Algumas expressões são incríveis por si mesmas. Pérolas, como se diz, ficam ricocheteando dias e dias no cocuruto, até que nos damos conta de que elas carregam algum segredo. Não estão no mundo gratuitamente. Por exemplo, ia andando pela avenida 13 de Maio outro dia quando ouvi alguém dizer que amava fulano de paixão.


Num estalo, eu parei e ri. Quis atalhar a conversa da moça e perguntar o que diabos ela queria dizer. Primeiro, como era amar de paixão, se o amor vinha primeiro ou a paixão. Ou, hipótese mais improvável, se se tratava de sentimento novo, um afeto no limiar de se tornar amor, mas ainda paixão. Ou o contrário: já amor, mas ainda paixão. Apressei o passo para tirar dúvida, mas a garota já tinha saltado de assunto (outra especialidade cearense).


Restou a confusão, que só não era menor do que a que senti ao ouvir pela primeira vez a esfíngica frase “tem, mas está faltando” num armarinho da minha rua. O que o vendedor queria dizer? Que tinha o produto (um carretel de linha para arraia), mas não sabia onde estava? Que até tinha, mas não queria vendê-lo? Que teria, mas não naquele momento (nesse caso, não seria melhor dizer que não tinha?)? Que poderia vir a tê-lo? Que costuma ter, mas não naquele dia e hora?


Assim como o “amar de paixão”, o “tem, mas está faltando” concentra em si toda a áurea de improviso do espírito cearense. Forjada numa cultura de escassez, ela é um drible na falta. É uma dissimulação e um truque de prestidigitação: simula a presença do objeto (tesourinha, papel almaço, canetinha, alfinete) que não está ali. Supre uma carência com a palavra. Pode parecer que não temos, mas temos. Não temos água, mas não morremos de sede. Não temos tantas riquezas, mas nos viramos. Não temos fartura de nutrientes no solo, mas temos as praias e os ventos.


Não sei se fui claro. O cearense nunca é totalmente claro. Por exemplo, nunca se pode dizer que ele irá a uma festa ou se está perto de chegar a um compromisso. Entre nós, mesmo as distâncias são relativas, e se alguém garante que está chegando, pode ter certeza de que acabou de sair de casa. Nada mal para um povo cujo grande mito, o da índia Iracema, tomava banho no sertão de manhã e, horas depois, era vista à beira da Lagoa de Messejana, a léguas dali.


O cearense é mágico. Daí que sua linguagem esteja nesse meio-termo, no chiaroscuro, refugiando-se nas ideias mutantes.
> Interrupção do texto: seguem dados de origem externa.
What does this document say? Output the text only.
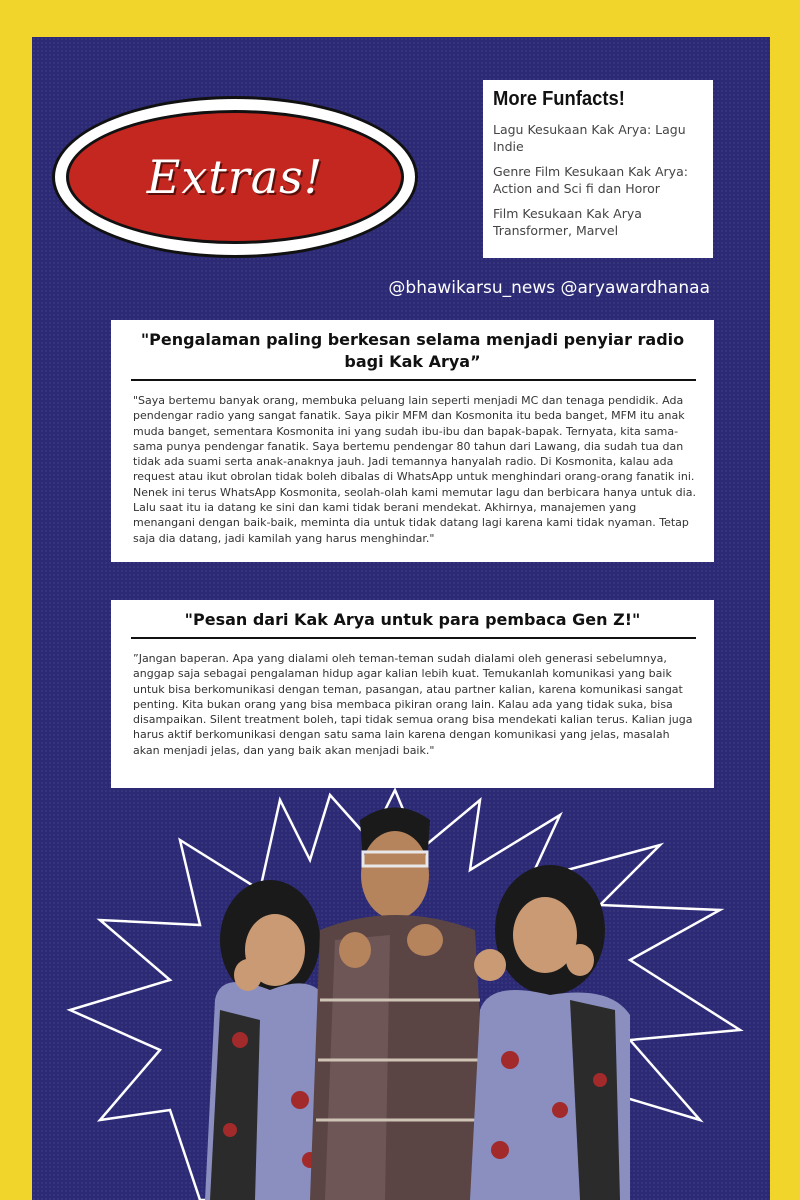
Extras!
More Funfacts!

Lagu Kesukaan Kak Arya: Lagu Indie

Genre Film Kesukaan Kak Arya: Action and Sci fi dan Horor

Film Kesukaan Kak Arya Transformer, Marvel

@bhawikarsu_news @aryawardhanaa

"Pengalaman paling berkesan selama menjadi penyiar radio bagi Kak Arya”

"Saya bertemu banyak orang, membuka peluang lain seperti menjadi MC dan tenaga pendidik. Ada pendengar radio yang sangat fanatik. Saya pikir MFM dan Kosmonita itu beda banget, MFM itu anak muda banget, sementara Kosmonita ini yang sudah ibu-ibu dan bapak-bapak. Ternyata, kita sama-sama punya pendengar fanatik. Saya bertemu pendengar 80 tahun dari Lawang, dia sudah tua dan tidak ada suami serta anak-anaknya jauh. Jadi temannya hanyalah radio. Di Kosmonita, kalau ada request atau ikut obrolan tidak boleh dibalas di WhatsApp untuk menghindari orang-orang fanatik ini. Nenek ini terus WhatsApp Kosmonita, seolah-olah kami memutar lagu dan berbicara hanya untuk dia. Lalu saat itu ia datang ke sini dan kami tidak berani mendekat. Akhirnya, manajemen yang menangani dengan baik-baik, meminta dia untuk tidak datang lagi karena kami tidak nyaman. Tetap saja dia datang, jadi kamilah yang harus menghindar."

"Pesan dari Kak Arya untuk para pembaca Gen Z!"

”Jangan baperan. Apa yang dialami oleh teman-teman sudah dialami oleh generasi sebelumnya, anggap saja sebagai pengalaman hidup agar kalian lebih kuat. Temukanlah komunikasi yang baik untuk bisa berkomunikasi dengan teman, pasangan, atau partner kalian, karena komunikasi sangat penting. Kita bukan orang yang bisa membaca pikiran orang lain. Kalau ada yang tidak suka, bisa disampaikan. Silent treatment boleh, tapi tidak semua orang bisa mendekati kalian terus. Kalian juga harus aktif berkomunikasi dengan satu sama lain karena dengan komunikasi yang jelas, masalah akan menjadi jelas, dan yang baik akan menjadi baik."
Expressões populares como “amar de paixão” e “tem, mas está faltando” se aproximam da experiência do Gato de Schrödinger, aquele paradoxo quântico que se sustenta na incapacidade de determinar com rigor o estado de qualquer coisa. Grosso modo, algo nunca é de fato: ele está sendo. Quando dizemos que é, já passou. No máximo, podemos supor que estará ali, mas sem a certeza de onde estará e quando. O bodegueiro sabia disso quando falou que tinha, mas não tinha o carretel.


Ambulante em suas próprias ideias, amador mais que profissional, desgarrado das noções fechadas, um cientista das fórmulas intercambiáveis e dos arranjos fluidos, o nativo pode ser descrito como um Bauman caboclo: é líquido e sólido ao mesmo tempo. Tanto que, em nossa comunidade linguística, a realidade acaba se dobrando à vontade. Não deve ter sido por acaso que Einstein provou no Ceará um dos principais pressupostos de sua teoria: que tempo e espaço são relativos. Pelo menos em Sobral, temos certeza de que são.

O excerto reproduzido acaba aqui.